Corporate offence of failure to prevent the criminal facilitation of tax evasion

01 June 2016

How might your firm be affected? HMRC is asking for practical examples to help inform its guidance on this new offence.

HMRC has published a second consultation document containing draft legislation and guidance for a new corporate offence of failure to prevent the criminal facilitation of tax evasion.

The CIOT is intending to respond to the document and welcomes comments from members. Send them to [email protected] or directly to HMRC at [email protected]. The deadline for responses to HMRC is 10 July.

This consultation is not seeking feedback on the policy, which was covered in the previous consultation last year, but seeks comments on the draft legislation and the draft guidance, considered together. In the previous round of consultation some stakeholders offered HMRC examples of how the offence would affect their organisation and its interactions with their obligations. HMRC said it found these particularly helpful and welcomed further input from stakeholders, in particular on how they approach due diligence in relation to the acts of those providing services on their behalf.

The new offence aims to overcome the difficulties in attributing criminal liability to corporations for the criminal acts of those who act on their behalf.
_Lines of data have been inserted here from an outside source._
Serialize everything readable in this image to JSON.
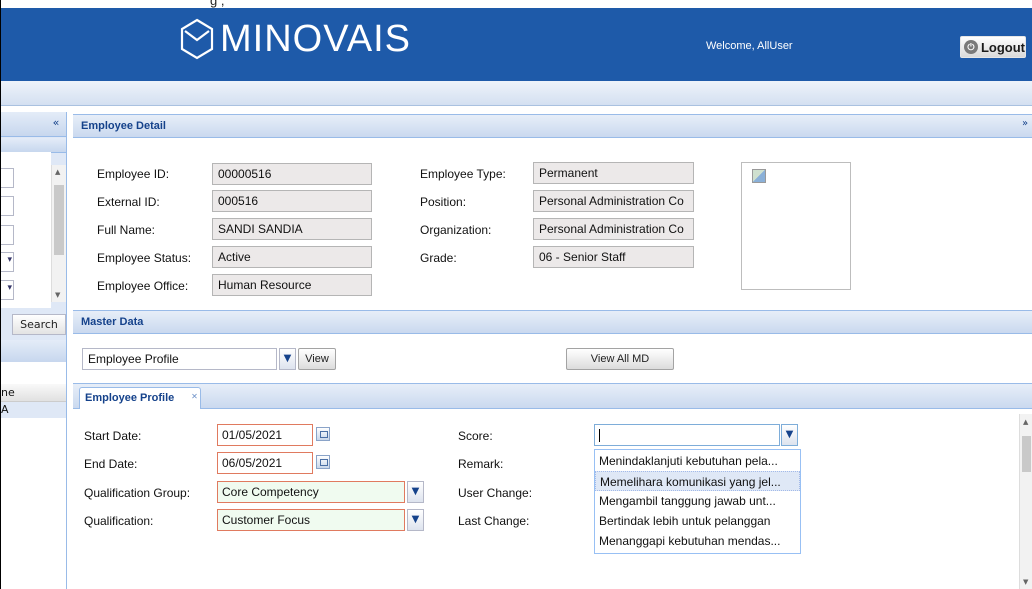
{
  "top_strip_text": "g                              ,",
  "header": {
    "brand": "MINOVAIS",
    "welcome": "Welcome, AllUser",
    "logout_label": "Logout",
    "bg_color": "#1e5aa9"
  },
  "left_panel": {
    "search_label": "Search",
    "grid_col": "ne",
    "grid_cell": "A",
    "collapse_icon": "«"
  },
  "employee_detail": {
    "title": "Employee Detail",
    "fields": {
      "employee_id": {
        "label": "Employee ID:",
        "value": "00000516"
      },
      "external_id": {
        "label": "External ID:",
        "value": "000516"
      },
      "full_name": {
        "label": "Full Name:",
        "value": "SANDI SANDIA"
      },
      "employee_status": {
        "label": "Employee Status:",
        "value": "Active"
      },
      "employee_office": {
        "label": "Employee Office:",
        "value": "Human Resource"
      },
      "employee_type": {
        "label": "Employee Type:",
        "value": "Permanent"
      },
      "position": {
        "label": "Position:",
        "value": "Personal Administration Co"
      },
      "organization": {
        "label": "Organization:",
        "value": "Personal Administration Co"
      },
      "grade": {
        "label": "Grade:",
        "value": "06 - Senior Staff"
      }
    }
  },
  "master_data": {
    "title": "Master Data",
    "selected": "Employee Profile",
    "view_label": "View",
    "view_all_label": "View All MD"
  },
  "profile_tab": {
    "tab_label": "Employee Profile",
    "start_date": {
      "label": "Start Date:",
      "value": "01/05/2021"
    },
    "end_date": {
      "label": "End Date:",
      "value": "06/05/2021"
    },
    "qualification_group": {
      "label": "Qualification Group:",
      "value": "Core Competency"
    },
    "qualification": {
      "label": "Qualification:",
      "value": "Customer Focus"
    },
    "score_label": "Score:",
    "remark_label": "Remark:",
    "user_change_label": "User Change:",
    "last_change_label": "Last Change:",
    "score_options": [
      "Menindaklanjuti kebutuhan pela...",
      "Memelihara komunikasi yang jel...",
      "Mengambil tanggung jawab unt...",
      "Bertindak lebih untuk pelanggan",
      "Menanggapi kebutuhan mendas..."
    ]
  }
}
The offence itself will have three stages:

Stage one: criminal tax evasion by a taxpayer (either a legal or natural person) under existing criminal law (for example, an offence of cheating the public revenue or fraudulently evading the liability to pay VAT);

Stage two: criminal facilitation of this offence by a person acting on behalf of the corporation, whether by taking steps with a view to: being knowingly concerned in or aiding, abetting, counselling or procuring evasion by the taxpayer;

Stage three: the corporation’s failure to take reasonable steps to prevent those who acted on its behalf from committing the criminal act outlined at stage two.

A corporation will commit the offence if it fails to prevent an associated person criminally facilitating the evasion of a tax, whether the undeclared funds are in or outside the UK. A person acting in the capacity of one associated with the corporation is defined as ‘someone acting on its behalf’. This means that the offence would be committed if an employee, agent, subsidiary or a contractor, during his/her work, facilitated tax evasion by a customer of the corporation.
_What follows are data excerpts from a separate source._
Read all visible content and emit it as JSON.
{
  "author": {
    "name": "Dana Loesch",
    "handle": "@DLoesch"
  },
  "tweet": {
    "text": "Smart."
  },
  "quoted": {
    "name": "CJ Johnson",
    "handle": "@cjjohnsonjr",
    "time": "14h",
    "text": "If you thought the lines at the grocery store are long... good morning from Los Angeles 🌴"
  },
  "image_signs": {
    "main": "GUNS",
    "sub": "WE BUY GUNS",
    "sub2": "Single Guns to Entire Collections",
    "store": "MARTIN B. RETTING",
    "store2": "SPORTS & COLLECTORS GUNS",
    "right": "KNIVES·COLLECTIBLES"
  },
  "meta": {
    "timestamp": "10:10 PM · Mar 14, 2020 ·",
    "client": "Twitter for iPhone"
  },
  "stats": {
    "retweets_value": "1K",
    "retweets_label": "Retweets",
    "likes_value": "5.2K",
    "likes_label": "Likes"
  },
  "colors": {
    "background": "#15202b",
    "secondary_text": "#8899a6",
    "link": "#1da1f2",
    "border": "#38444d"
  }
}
It is the intention that the offence will apply in three situations:

  • If a UK-based corporation fails to prevent those who act on its behalf from criminally facilitating a UK tax loss;
  • If a non UK-based corporation fails to prevent those who act on its behalf from criminally facilitating a UK tax loss;
  • If a UK-based corporation fails to prevent those who act on its behalf from criminally facilitating a tax loss overseas. This applies if the jurisdiction suffering the loss has laws in place equivalent to those in the UK – namely, if there is dual criminality.

The draft legislation separates the domestic and foreign elements into distinct offences. 

It will be a defence for a corporation to prove that, when the offence was committed, it had in place prevention procedures that could reasonably be expected in the circumstances to be in place or that it was not reasonable to expect it to have any in place.

The draft guidance is on pages 28 to 44 of the consultation document, and there is also a case study on page 24 to help inform feedback. The purpose of the guidance is to explain the policy behind the new offence and to help bodies of all sizes and in all sectors understand the sorts of procedures they can put in place to prevent persons associated with them criminally facilitating tax evasion. The guidance is intended to be of general application and is formulated around six guiding principles, which will each be followed by commentary and examples.

The six principles are:

  • Proportionality of reasonable procedures
  • Top-level commitment
  • Risk assessment
  • Due diligence
  • Communication (including training)
  • Monitoring and review

HMRC is keen for stakeholders to submit examples for the six principles, in particular it asks that stakeholders submit anonymised case studies to reflect the way their organisations make referrals, especially if the referral forms the basis of an ongoing relationship or the joint provision of services to a client. This will help to ensure that the examples provided in the guidance are relevant and reflect the manner in which corporations conduct their business.